Conforme os ensinamentos de CHIOVENDA, provar significa formar a convicção do juiz sobre a existência ou não de fatos relevantes no processo. Por si mesma, a prova em geral da verdade dos fatos não pode ter limites; mas a prova no processo, ao revés da prova puramente lógica e científica, sobre a limitação na necessidade social de que o processo tenha um termo; transitado em julgado a sentença, a investigação dos fatos da causa preclude-se definitivamente e, a partir desse momento, o direito não cogita mais da correspondência dos fatos apurados pelo juiz à realidade das coisas, e a sentença permanece como afirmação da vontade do Estado, sem que influência nenhuma exerça sobre o seu valor o elemento lógico de que se extraiu. [2]
O próprio Código de Processo Civil Brasileiro induz a essa conceituação à medida que coloca a prova como instrumento de obtenção da verdade dos fatos, em que se funda a ação ou a defesa.
Observe-se que esses fatos somente dependem do procedimento probatório na exata medida em que sejam tidos como controversos. Os fatos aceitos, ativa ou passivamente pelas partes, não dependem, pois, da prova, e por isso, estão aptos a receber a avaliação judicial como suportes de sua decisão.
O texto legal determina que as provas têm a finalidade de obter a verdade dos fatos. Resta saber o que significa a palavra "verdade" sobretudo tendo em vista a finalidade e limitações do processo civil enquanto manifestação humana e cultural.
Exatamente, por isso, é preciso verificar a priori se a verdade pode ser obtida pelo processo em si e mais, se é possível formular um conceito que explicite o que realmente contém o conceito da prova.
Para além da definição legal que parte do pressuposto de ser possível o alcance da verdade fática no processo, é preciso tentar sistematizar uma re-significação que efetivamente reconheça a complexidade do instituto.
OVÍDIO BAPTISTA DA SILVA ressalta que, no ramo da ciência jurídica, nem sempre a prova de um fato demonstrará, necessariamente, a veracidade de sua existência [3].
A prova pode ser conceituada como o meio de representação dos fatos que geraram a lide no processo, tendendo essa representação a equivalência limitada e não à perfeita identificação entre o objeto representado e o objeto representante.
A prova também pode ser conceituada como todos meio de confirmação ou não de uma hipótese ou de um juízo produzido no curso do processo.

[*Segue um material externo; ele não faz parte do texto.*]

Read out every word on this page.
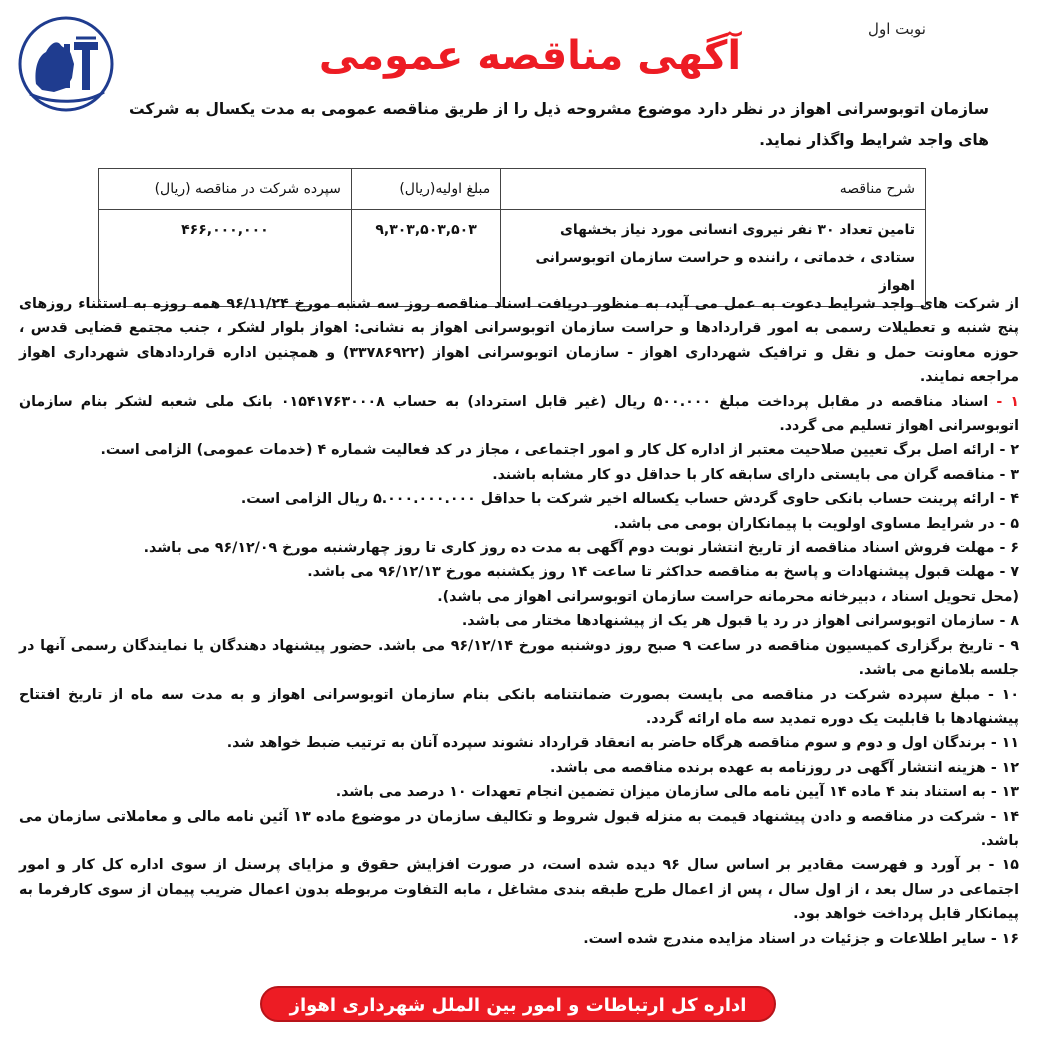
نوبت اول
آگهی مناقصه عمومی
سازمان اتوبوسرانی اهواز در نظر دارد موضوع مشروحه ذیل را از طریق مناقصه عمومی به مدت یکسال به شرکت های واجد شرایط واگذار نماید.
شرح مناقصه	مبلغ اولیه(ریال)	سپرده شرکت در مناقصه (ریال)
تامین تعداد ۳۰ نفر نیروی انسانی مورد نیاز بخشهای ستادی ، خدماتی ، راننده و حراست سازمان اتوبوسرانی اهواز	۹,۳۰۳,۵۰۳,۵۰۳	۴۶۶,۰۰۰,۰۰۰

از شرکت های واجد شرایط دعوت به عمل می آید، به منظور دریافت اسناد مناقصه روز سه شنبه مورخ ۹۶/۱۱/۲۴ همه روزه به استثناء روزهای پنج شنبه و تعطیلات رسمی به امور قراردادها و حراست سازمان اتوبوسرانی اهواز به نشانی: اهواز بلوار لشکر ، جنب مجتمع قضایی قدس ، حوزه معاونت حمل و نقل و ترافیک شهرداری اهواز - سازمان اتوبوسرانی اهواز (۳۳۷۸۶۹۲۲) و همچنین اداره قراردادهای شهرداری اهواز مراجعه نمایند.

۱ - اسناد مناقصه در مقابل پرداخت مبلغ ۵۰۰.۰۰۰ ریال (غیر قابل استرداد) به حساب ۰۱۵۴۱۷۶۳۰۰۰۸ بانک ملی شعبه لشکر بنام سازمان اتوبوسرانی اهواز تسلیم می گردد.

۲ - ارائه اصل برگ تعیین صلاحیت معتبر از اداره کل کار و امور اجتماعی ، مجاز در کد فعالیت شماره ۴ (خدمات عمومی) الزامی است.

۳ - مناقصه گران می بایستی دارای سابقه کار با حداقل دو کار مشابه باشند.

۴ - ارائه پرینت حساب بانکی حاوی گردش حساب یکساله اخیر شرکت با حداقل ۵.۰۰۰.۰۰۰.۰۰۰ ریال الزامی است.

۵ - در شرایط مساوی اولویت با پیمانکاران بومی می باشد.

۶ - مهلت فروش اسناد مناقصه از تاریخ انتشار نوبت دوم آگهی به مدت ده روز کاری تا روز چهارشنبه مورخ ۹۶/۱۲/۰۹ می باشد.

۷ - مهلت قبول پیشنهادات و پاسخ به مناقصه حداکثر تا ساعت ۱۴ روز یکشنبه مورخ ۹۶/۱۲/۱۳ می باشد.

(محل تحویل اسناد ، دبیرخانه محرمانه حراست سازمان اتوبوسرانی اهواز می باشد).

۸ - سازمان اتوبوسرانی اهواز در رد یا قبول هر یک از پیشنهادها مختار می باشد.

۹ - تاریخ برگزاری کمیسیون مناقصه در ساعت ۹ صبح روز دوشنبه مورخ ۹۶/۱۲/۱۴ می باشد. حضور پیشنهاد دهندگان یا نمایندگان رسمی آنها در جلسه بلامانع می باشد.

۱۰ - مبلغ سپرده شرکت در مناقصه می بایست بصورت ضمانتنامه بانکی بنام سازمان اتوبوسرانی اهواز و به مدت سه ماه از تاریخ افتتاح پیشنهادها با قابلیت یک دوره تمدید سه ماه ارائه گردد.

۱۱ - برندگان اول و دوم و سوم مناقصه هرگاه حاضر به انعقاد قرارداد نشوند سپرده آنان به ترتیب ضبط خواهد شد.

۱۲ - هزینه انتشار آگهی در روزنامه به عهده برنده مناقصه می باشد.

۱۳ - به استناد بند ۴ ماده ۱۴ آیین نامه مالی سازمان میزان تضمین انجام تعهدات ۱۰ درصد می باشد.

۱۴ - شرکت در مناقصه و دادن پیشنهاد قیمت به منزله قبول شروط و تکالیف سازمان در موضوع ماده ۱۳ آئین نامه مالی و معاملاتی سازمان می باشد.

۱۵ - بر آورد و فهرست مقادیر بر اساس سال ۹۶ دیده شده است، در صورت افزایش حقوق و مزایای پرسنل از سوی اداره کل کار و امور اجتماعی در سال بعد ، از اول سال ، پس از اعمال طرح طبقه بندی مشاغل ، مابه التفاوت مربوطه بدون اعمال ضریب پیمان از سوی کارفرما به پیمانکار قابل پرداخت خواهد بود.

۱۶ - سایر اطلاعات و جزئیات در اسناد مزایده مندرج شده است.

اداره کل ارتباطات و امور بین الملل شهرداری اهواز
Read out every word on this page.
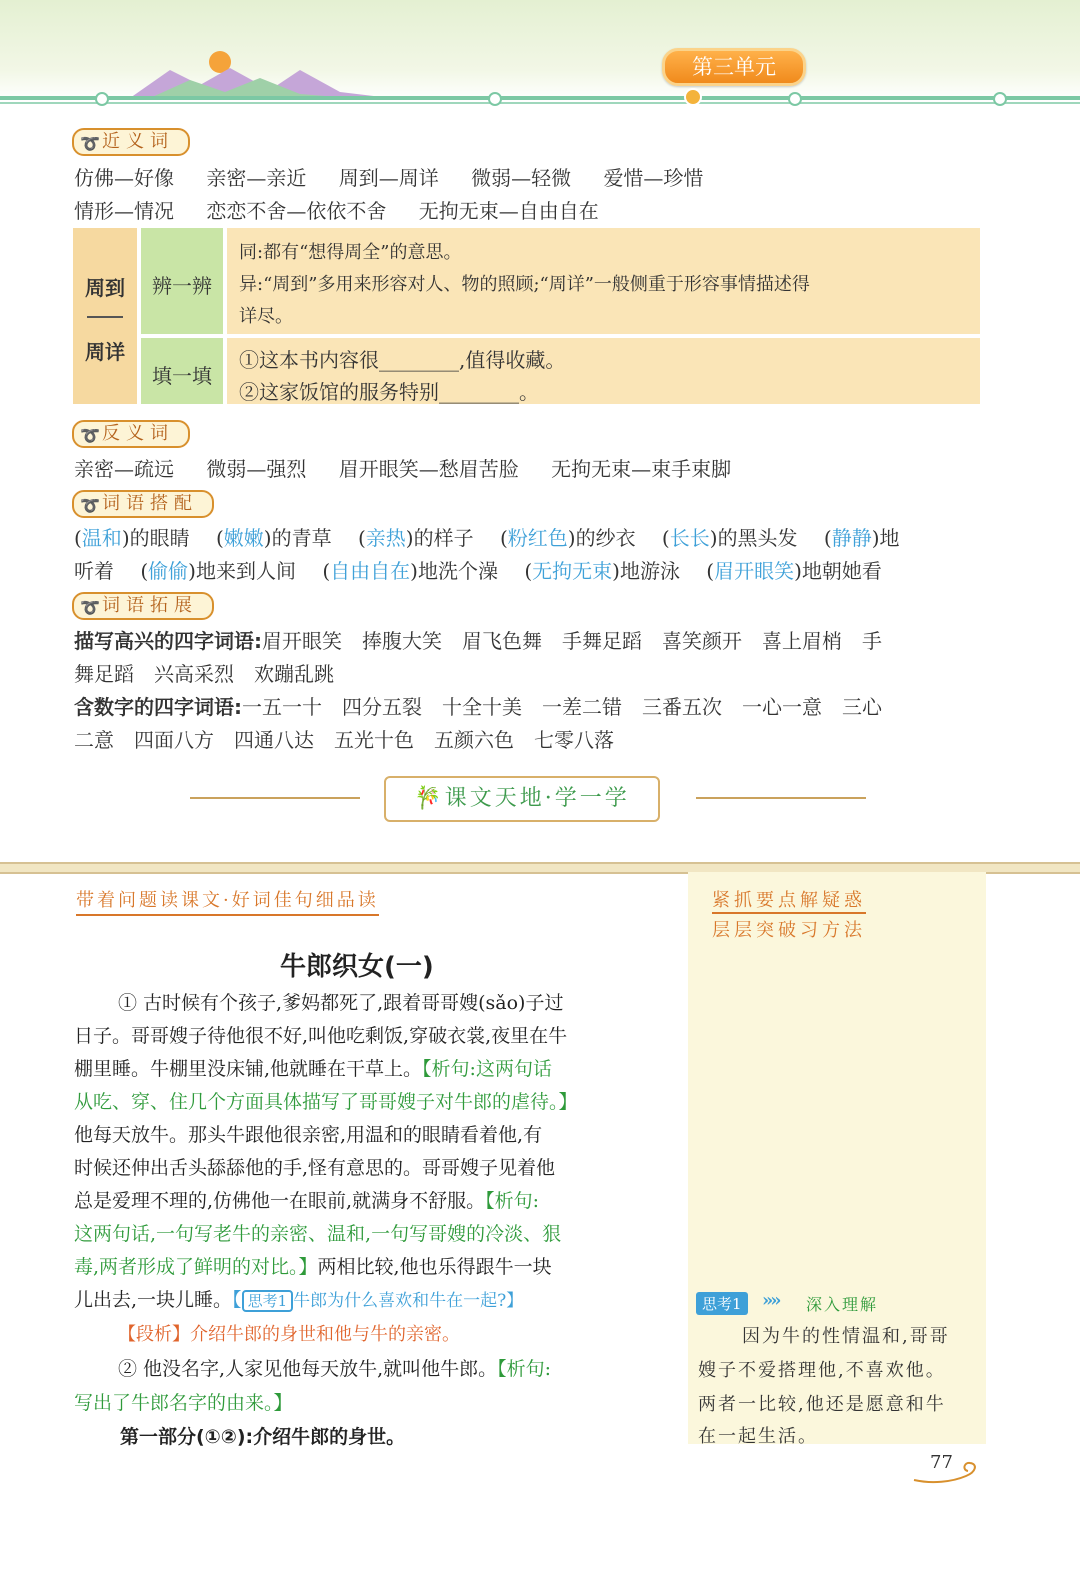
第三单元
➰ 近义词
仿佛—好像 亲密—亲近 周到—周详 微弱—轻微 爱惜—珍惜
情形—情况 恋恋不舍—依依不舍 无拘无束—自由自在
周到
周详
辨一辨
填一填

同:都有“想得周全”的意思。

异:“周到”多用来形容对人、物的照顾;“周详”一般侧重于形容事情描述得

详尽。

①这本书内容很________,值得收藏。

②这家饭馆的服务特别________。

➰ 反义词
亲密—疏远 微弱—强烈 眉开眼笑—愁眉苦脸 无拘无束—束手束脚
➰ 词语搭配
(温和)的眼睛　 (嫩嫩)的青草　 (亲热)的样子　 (粉红色)的纱衣　 (长长)的黑头发　 (静静)地
听着　 (偷偷)地来到人间　 (自由自在)地洗个澡　 (无拘无束)地游泳　 (眉开眼笑)地朝她看
➰ 词语拓展
描写高兴的四字词语:眉开眼笑　捧腹大笑　眉飞色舞　手舞足蹈　喜笑颜开　喜上眉梢　手
舞足蹈　兴高采烈　欢蹦乱跳
含数字的四字词语:一五一十　四分五裂　十全十美　一差二错　三番五次　一心一意　三心
二意　四面八方　四通八达　五光十色　五颜六色　七零八落
🎋课文天地·学一学
带着问题读课文·好词佳句细品读	紧抓要点解疑惑
层层突破习方法
牛郎织女(一)
① 古时候有个孩子,爹妈都死了,跟着哥哥嫂(sǎo)子过
日子。哥哥嫂子待他很不好,叫他吃剩饭,穿破衣裳,夜里在牛
棚里睡。牛棚里没床铺,他就睡在干草上。【析句:这两句话
从吃、穿、住几个方面具体描写了哥哥嫂子对牛郎的虐待。】
他每天放牛。那头牛跟他很亲密,用温和的眼睛看着他,有
时候还伸出舌头舔舔他的手,怪有意思的。哥哥嫂子见着他
总是爱理不理的,仿佛他一在眼前,就满身不舒服。【析句:
这两句话,一句写老牛的亲密、温和,一句写哥嫂的冷淡、狠
毒,两者形成了鲜明的对比。】两相比较,他也乐得跟牛一块
儿出去,一块儿睡。【 思考1 牛郎为什么喜欢和牛在一起?】
【段析】介绍牛郎的身世和他与牛的亲密。
② 他没名字,人家见他每天放牛,就叫他牛郎。【析句:
写出了牛郎名字的由来。】
第一部分(①②):介绍牛郎的身世。
思考1	»» 深入理解
因为牛的性情温和,哥哥
嫂子不爱搭理他,不喜欢他。
两者一比较,他还是愿意和牛
在一起生活。
77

Sendo, assim, um teste de coerência entre a formulação e o provável suporte fático da demanda.
Em qualquer dos conceitos por nós antes apontados, observa-se que a prova não é apresentada como meio de obtenção da verdade (e veremos que não há como pensar diferente) e sim como instrumento de formação de um raciocínio jurídico dotado de força em decorrência de seu proferimento por uma autoridade judiciária.
Nesse sentido, para introduzir o problema, conceituamos essencialmente a prova como a tentativa de demonstração objetiva dos fatos controvertidos com a intenção de facultar ao juiz a formação de uma hipótese razoável que possa ser adotada como suporte fático para a formulação de uma decisão.
1.2 – Princípios da Teoria da Prova
Dentre os princípios que informam a Teoria da Prova, podemos destacar dentre eles, o princípio dispositivo, o princípio da oralidade e o princípio da prova livre. O princípio do ônus da prova será estudado posteriormente com maior ênfase.
1.2.1 – Princípio dispositivo
Para PONTES DE MIRANDA, o juiz não pode levar em conta, na sua apreciação do feito, a qualquer momento, fatos que não foram alegados pelas partes, nem formar sua convicção com os meios que, propostos pelos litigantes, não se produziram com observância das regras legais [4].
Conforme o art. 130 e art. 132, parágrafo único, ambos do Código de Processo Civil, foi atribuído ao juiz determinar as provas necessárias à instrução do processo e ao mandar repetir, caso entender necessário, as provas já produzidas.
1.2.2 – Princípio da oralidade
Pela determinação do art. 336 do Código de Processo Civil, salvo disposição em contrário, as provas devem ser produzidas em audiência. O que se busca e dar celeridade ao processo e produzir, quando necessário, as provas necessárias na audiência de instrução e julgamento.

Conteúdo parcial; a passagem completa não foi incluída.